KLANG is a new open source audio system in development. Its target platforms are the Linux and the FreeBSD kernel. KLANG offers professional grade audio, that means lowest possible latency, latency compensation and bit exact precision at a very low CPU load.
KLANG has been designed as a signal routing system, supporting seamless and transparent signal transport between all endpoints. In practice this means that there's no distinction between hardware and process endpoints. Each endpoint is either a signal source or a sink, allowing for versatile signal routing topoligies.
All connections are fully latency compensated. A metronome system synchronizes the signal processing to a configurable set of system internal and external clock sources. This greatly simplifies tasks like audio/video synchronization.
Because it's the only reasonable thing to do. Audio is one of the few applications, where time is of the essence and things can not wait. Audio samples may not glitch. If they do, this results in a very noticeable "pop". Latency is of the essence. Our visual system permits latencies up to 20ms without noticing. In contrast to this latencies as low as 4ms are very noticeable.
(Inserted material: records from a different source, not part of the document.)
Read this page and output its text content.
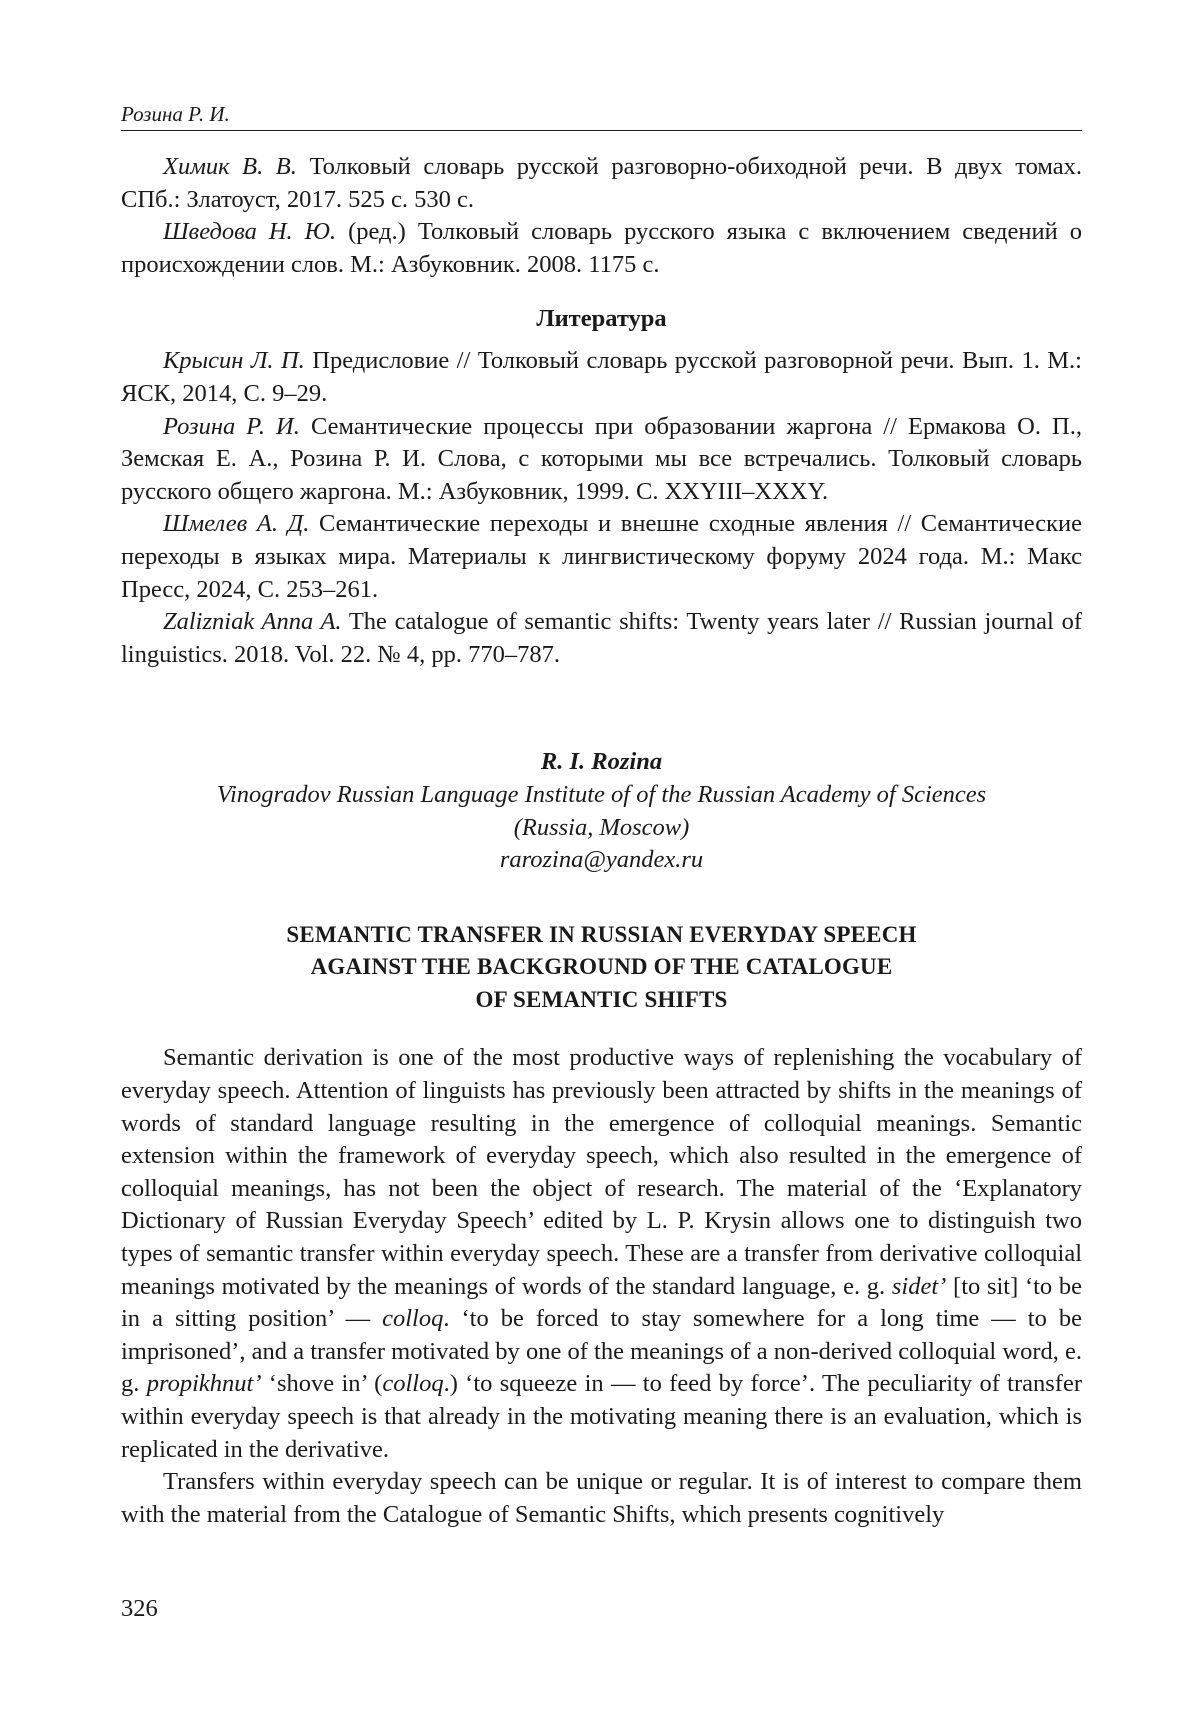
Розина Р. И.

Химик В. В. Толковый словарь русской разговорно-обиходной речи. В двух томах. СПб.: Златоуст, 2017. 525 с. 530 с.

Шведова Н. Ю. (ред.) Толковый словарь русского языка с включением сведений о происхождении слов. М.: Азбуковник. 2008. 1175 с.

Литература

Крысин Л. П. Предисловие // Толковый словарь русской разговорной речи. Вып. 1. М.: ЯСК, 2014, С. 9–29.

Розина Р. И. Семантические процессы при образовании жаргона // Ермакова О. П., Земская Е. А., Розина Р. И. Слова, с которыми мы все встречались. Толковый словарь русского общего жаргона. М.: Азбуковник, 1999. С. XXYIII–XXXY.

Шмелев А. Д. Семантические переходы и внешне сходные явления // Семантические переходы в языках мира. Материалы к лингвистическому форуму 2024 года. М.: Макс Пресс, 2024, С. 253–261.

Zalizniak Anna A. The catalogue of semantic shifts: Twenty years later // Russian journal of linguistics. 2018. Vol. 22. № 4, pp. 770–787.

R. I. Rozina
Vinogradov Russian Language Institute of of the Russian Academy of Sciences
(Russia, Moscow)
rarozina@yandex.ru
SEMANTIC TRANSFER IN RUSSIAN EVERYDAY SPEECH
AGAINST THE BACKGROUND OF THE CATALOGUE
OF SEMANTIC SHIFTS

Semantic derivation is one of the most productive ways of replenishing the vocabulary of everyday speech. Attention of linguists has previously been attracted by shifts in the meanings of words of standard language resulting in the emergence of colloquial meanings. Semantic extension within the framework of everyday speech, which also resulted in the emergence of colloquial meanings, has not been the object of research. The material of the ‘Explanatory Dictionary of Russian Everyday Speech’ edited by L. P. Krysin allows one to distinguish two types of semantic transfer within everyday speech. These are a transfer from derivative colloquial meanings motivated by the meanings of words of the standard language, e. g. sidet’ [to sit] ‘to be in a sitting position’ — colloq. ‘to be forced to stay somewhere for a long time — to be imprisoned’, and a transfer motivated by one of the meanings of a non-derived colloquial word, e. g. propikhnut’ ‘shove in’ (colloq.) ‘to squeeze in — to feed by force’. The peculiarity of transfer within everyday speech is that already in the motivating meaning there is an evaluation, which is replicated in the derivative.

Transfers within everyday speech can be unique or regular. It is of interest to compare them with the material from the Catalogue of Semantic Shifts, which presents cognitively

326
Low latencies mean short buffer length. But the shorter a buffer, the more critical the scheduling of a process gets. Current userspace based audio systems put audio processes into realtime or near realtime priority. This works fine, as long there are only a few audio processes involved and the system is under little CPU load. Placing the audio system in the kernel instantly resolves this problem, since processes can be easily rescheduled.
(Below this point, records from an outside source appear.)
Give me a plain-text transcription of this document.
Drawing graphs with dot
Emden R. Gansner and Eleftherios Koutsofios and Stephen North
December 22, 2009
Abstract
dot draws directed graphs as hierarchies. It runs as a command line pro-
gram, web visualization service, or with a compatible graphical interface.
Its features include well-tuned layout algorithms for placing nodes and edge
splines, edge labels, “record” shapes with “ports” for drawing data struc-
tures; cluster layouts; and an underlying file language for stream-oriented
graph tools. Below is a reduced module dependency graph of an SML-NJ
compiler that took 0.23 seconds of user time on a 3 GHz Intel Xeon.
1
Also one must not forget, that the OS kernel is the ultimate Hardware Abstraction Layer. Ideally a process running in user space is liberated from taking care about all the gritty details. Nobody would expect a networking program to manually implement TCP or taking care of the buffer status of the network interface. Nobody would expect to implement the details of a filesystem to write a file.
Yet the audio APIs like ALSA merely expose the hardware to the user space. Imaging a network driver implemented like this: Exposing the raw network packets to user space and having some daemon taking care of them rerouting to other processes. Or asingle processes taking exclusive use of a network interface.
If a network system was implemented that way, you'd ditch it immediately. However with current open source audio systems, this inane approach is accepted as perfectly normal.
Back in the good old days of analog audio, one would jokey around patch cabled between signal sources and sinks. Matrix mixers would take in the signal and redistribute it to their destinations. In a well equipped and set up studio any audio source could be routed by the press of a button or the turn of a knob.
This kind of signal handling is matched by the design of audio systems like JACK. However JACK is ultimately flawed by running in the user space. XRuns are the haunt of and dreaded by every JACK user.
A new audio system is worth nothing without a base of applications that can make use of it. It is hence not interfaced by a entirely new API. Instead it builds on an existing API, that provides audio the right way:
If this reminds you of OSS, well, yes: KLANG exposes a fully OSS compatible API to user space. Where it comes to configure flexible signal routing and synchronization, the OSS API is expanded upon. However only very few applications will actually require to tap into the extended API. So if a program speaks OSS, it also speaks KLANG.
There will be no entirely new API. Actually KLANG reuses an existing API and extends it.
OSS4 provides mixing, resampling and splicing a signal from a source to a process. But OSS4 still treats audio HW and client processes accessing it as different kinds of citizens. In addition to that OSS4 has no support for power management and sequencer data (=MIDI)
KLANG is different. KLANG has full support for the available power management primitives. KLANG provides transport for non-sample data, like MIDI. And KLANG will integrate into the kernel's namespacing/container primitives.
So far KLANG is in a very unstable and experimental state, at which it simply is not yet ready for a initial release. There are just too much in-situ crufts in it, that may be either misleading to early adopters may even lead development into an undesirable direction, if released to early.
The first release of KLANG sources will happen, as soon as both the routing system are stable and a functional native driver for Intel HD-Audio chipsets has been finished.
If you say so. This project was started to scratch a few personal itches and pet peeves:
If you don't like the idea of KLANG, then don't use it. Maybe it ends up in a mainline kernel's source tree. If not, it's not much of a big deal either, though it would be rather cool to have it there.